Clinton began her speech by noting that many of her most memorable and life-changing moments as a child took place inside the Methodist Church. She says that the church shaped who she is today and that it opened doors to the world for her. The former Secretary of State goes on to reveal that “faith in action” was taught as essential to the United Methodist Church and that the church opened her eyes to the “injustice in the wider world.”

In the speech, Clinton tells a tale of a time when her church youth group went to a United Methodist Church in the “inner city” and realized that the youth in that church had the same concerns and problems as they did in the upper middle class neighborhoods. However, Clinton says that these youth did not have the same resources as she did growing up outside of poverty. It was these teachings that Clinton says pressed upon her the obligation to the social gospel as a whole.

Clinton says for her personally, social gospel meant having “hope, faith, and love in action,” which she claims she takes “very seriously.” Part of that commitment to the social gospel is what Clinton says has shaped her political views on social justice and helping those that are oppressed. Hillary Clinton says that, as a Methodist, she knows how to “make it happen” and that she has focused on that mission in her political career.

“I have seen firsthand how much faith communities can do. I think a lot has been accomplished, not just here at home, but everywhere.”

While Clinton has been more hushed on her religious views this 2016 presidential season, she did open up about her faith during a town hall in Iowa. The New York Times notes that in somewhat of a rare instance, Clinton expressed her position as a person of faith and says that it is her Christian faith that made her a Democrat and that she is “disappointed and sorry” that Christianity is used by some to condemn and judge others.

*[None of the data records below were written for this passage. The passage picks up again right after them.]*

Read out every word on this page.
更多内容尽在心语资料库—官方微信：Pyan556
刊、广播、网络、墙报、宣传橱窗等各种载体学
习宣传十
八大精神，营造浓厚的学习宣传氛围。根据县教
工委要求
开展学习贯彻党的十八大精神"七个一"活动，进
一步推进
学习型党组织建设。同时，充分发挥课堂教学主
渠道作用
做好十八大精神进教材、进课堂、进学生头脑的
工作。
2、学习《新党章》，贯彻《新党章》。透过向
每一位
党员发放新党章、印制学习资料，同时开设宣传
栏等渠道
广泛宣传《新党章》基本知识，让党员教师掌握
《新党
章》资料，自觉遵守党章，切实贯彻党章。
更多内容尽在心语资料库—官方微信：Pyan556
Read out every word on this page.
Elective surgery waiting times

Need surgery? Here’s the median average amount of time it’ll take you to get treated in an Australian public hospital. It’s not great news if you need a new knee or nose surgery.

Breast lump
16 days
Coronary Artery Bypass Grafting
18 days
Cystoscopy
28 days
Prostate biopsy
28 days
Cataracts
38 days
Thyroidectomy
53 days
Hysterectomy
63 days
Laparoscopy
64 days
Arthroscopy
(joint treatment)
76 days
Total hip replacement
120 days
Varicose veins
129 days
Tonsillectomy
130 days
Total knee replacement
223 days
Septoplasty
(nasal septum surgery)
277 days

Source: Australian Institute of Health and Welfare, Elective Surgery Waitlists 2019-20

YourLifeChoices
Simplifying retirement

Instead, Clinton says that she focuses on the New Testament teachings of love and caring for the poor.

“My study of the Bible, my many conversations with people of faith, has led me to believe the most important commandment is to love the Lord with all your might and to love your neighbor as yourself, and that is what I think we are commanded by Christ to do, and there is so much more in the Bible about taking care of the poor, visiting the prisoners, taking in the stranger, creating opportunities for others to be lifted up, to find faith themselves that I think there are many different ways of exercising your faith.”

What do you think of Hillary Clinton’s commitment to the United Methodist Church? Do any of her views surprise you?